2 injured during riot at prison

  • This Friday, June 17, 2016, photo, shows the guard tower at the New Hampshire state prison in Concord, N.H. Despite added security methods, prison officials say they are seeing more drugs being smuggled into the state's prisons. (AP Photo/Jim Cole) Jim Cole

  • The former warden tower office and hanging area at the New Hampshire State Prison in Concord. The tower is where the warden had an office in 1939 when Howard Long was put to death in lower area. GEOFF FORESTER

Monitor staff
Published: 8/25/2020 3:02:32 PM

A group of inmates lit small fires while others attempted to flood a unit of the New Hampshire State Prison for Men in Concord this past weekend.

One inmate and one employee suffered minor injuries in the disturbance, which began Saturday afternoon within the Close Custody Unit, the New Hampshire Department of Corrections said in a statement Monday evening. That unit provides the second-highest degree of supervision and control of inmates, who are subject to extensive lock-down time with few opportunities for movement.

The department said inmates in the unit initially refused to return to their cells Saturday after lunch. While everyone did eventually go back to the unit, a small group of inmates escalated the situation by lighting fires and trying to flood the area.

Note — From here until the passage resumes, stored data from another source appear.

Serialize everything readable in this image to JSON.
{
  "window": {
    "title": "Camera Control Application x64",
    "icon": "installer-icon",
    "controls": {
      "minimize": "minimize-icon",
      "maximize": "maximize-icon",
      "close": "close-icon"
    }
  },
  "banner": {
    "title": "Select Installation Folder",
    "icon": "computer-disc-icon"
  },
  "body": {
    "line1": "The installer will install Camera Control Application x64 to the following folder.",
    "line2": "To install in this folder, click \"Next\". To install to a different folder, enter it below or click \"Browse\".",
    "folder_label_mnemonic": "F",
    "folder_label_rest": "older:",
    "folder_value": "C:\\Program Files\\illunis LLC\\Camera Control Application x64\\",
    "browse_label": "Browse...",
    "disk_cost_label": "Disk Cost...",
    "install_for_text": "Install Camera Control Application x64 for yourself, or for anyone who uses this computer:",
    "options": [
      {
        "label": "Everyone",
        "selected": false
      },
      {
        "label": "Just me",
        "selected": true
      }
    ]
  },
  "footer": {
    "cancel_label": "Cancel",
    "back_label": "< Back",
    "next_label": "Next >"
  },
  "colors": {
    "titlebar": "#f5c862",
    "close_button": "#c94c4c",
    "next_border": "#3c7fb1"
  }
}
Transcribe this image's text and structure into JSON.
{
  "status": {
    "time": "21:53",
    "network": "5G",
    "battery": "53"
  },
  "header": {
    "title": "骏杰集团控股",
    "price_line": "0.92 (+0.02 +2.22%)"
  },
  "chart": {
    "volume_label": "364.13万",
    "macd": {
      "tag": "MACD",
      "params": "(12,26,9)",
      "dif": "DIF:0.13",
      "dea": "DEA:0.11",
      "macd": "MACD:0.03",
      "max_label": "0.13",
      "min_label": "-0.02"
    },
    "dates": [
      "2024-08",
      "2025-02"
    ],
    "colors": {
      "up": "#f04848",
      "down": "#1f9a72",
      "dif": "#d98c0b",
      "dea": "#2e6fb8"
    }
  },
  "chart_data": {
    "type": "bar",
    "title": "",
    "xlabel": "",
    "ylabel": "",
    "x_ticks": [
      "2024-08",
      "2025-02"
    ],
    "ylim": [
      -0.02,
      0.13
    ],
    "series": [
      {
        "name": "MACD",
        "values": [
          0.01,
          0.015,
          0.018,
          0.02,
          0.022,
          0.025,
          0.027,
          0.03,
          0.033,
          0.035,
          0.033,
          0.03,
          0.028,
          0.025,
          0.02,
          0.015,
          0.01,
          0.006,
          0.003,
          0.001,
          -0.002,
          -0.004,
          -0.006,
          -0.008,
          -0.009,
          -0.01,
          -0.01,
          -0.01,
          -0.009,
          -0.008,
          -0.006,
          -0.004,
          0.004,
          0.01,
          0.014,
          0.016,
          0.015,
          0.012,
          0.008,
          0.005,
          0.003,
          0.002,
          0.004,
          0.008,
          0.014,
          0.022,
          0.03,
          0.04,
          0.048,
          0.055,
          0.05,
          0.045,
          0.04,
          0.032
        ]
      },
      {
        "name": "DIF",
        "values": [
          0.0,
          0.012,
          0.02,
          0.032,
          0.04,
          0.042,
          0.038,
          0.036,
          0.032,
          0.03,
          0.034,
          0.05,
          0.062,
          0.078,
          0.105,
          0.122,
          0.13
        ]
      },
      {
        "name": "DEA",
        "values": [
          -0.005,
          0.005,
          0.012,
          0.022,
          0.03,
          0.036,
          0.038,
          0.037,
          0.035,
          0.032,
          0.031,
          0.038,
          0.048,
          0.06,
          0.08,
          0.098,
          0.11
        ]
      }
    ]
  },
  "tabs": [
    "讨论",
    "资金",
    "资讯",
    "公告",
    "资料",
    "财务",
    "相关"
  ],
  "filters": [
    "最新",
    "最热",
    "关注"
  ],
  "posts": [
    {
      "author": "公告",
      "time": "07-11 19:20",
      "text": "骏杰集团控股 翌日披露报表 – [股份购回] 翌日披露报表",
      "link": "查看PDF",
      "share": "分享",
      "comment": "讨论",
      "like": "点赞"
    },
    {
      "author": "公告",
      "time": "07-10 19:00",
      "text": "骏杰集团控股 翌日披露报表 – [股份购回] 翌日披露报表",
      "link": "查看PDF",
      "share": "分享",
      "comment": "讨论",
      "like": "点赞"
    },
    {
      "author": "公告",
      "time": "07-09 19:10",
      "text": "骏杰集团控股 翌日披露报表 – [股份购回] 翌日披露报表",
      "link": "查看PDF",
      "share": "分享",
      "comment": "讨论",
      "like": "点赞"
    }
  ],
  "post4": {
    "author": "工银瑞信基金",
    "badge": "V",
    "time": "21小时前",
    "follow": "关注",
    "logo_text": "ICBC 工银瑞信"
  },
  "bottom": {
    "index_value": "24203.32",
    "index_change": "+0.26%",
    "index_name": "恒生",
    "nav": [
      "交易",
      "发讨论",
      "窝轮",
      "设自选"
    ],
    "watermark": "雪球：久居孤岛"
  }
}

Members of the corrections department’s Special Emergency Response Team responded and removed certain inmates who continued to defy orders. The incident was contained to the one unit at the Concord prison, which remains in a relative state of lockdown, and did not require assistance from outside agencies.

The department said its investigation is ongoing and that the inmates’ motives are unknown at this time.

Saturday’s unrest prompted criticism from the State Employee’s Association, which said that it underscored the problems caused by staffing shortages and employee pay in the state corrections’ system.

The SEA had heard about the disruption Saturday from one of its members and has been following the events, said Rich Gulla, the union president.

Gulla said the situation was also a reflection of a recent pattern of overcrowding at the prison.

“This is obviously something – the overcrowding there – that we’ve been bringing to the state’s attention for quite some time,” Gulla said. “And also the pay discrepancies at corrections and their inability to hire and retain.”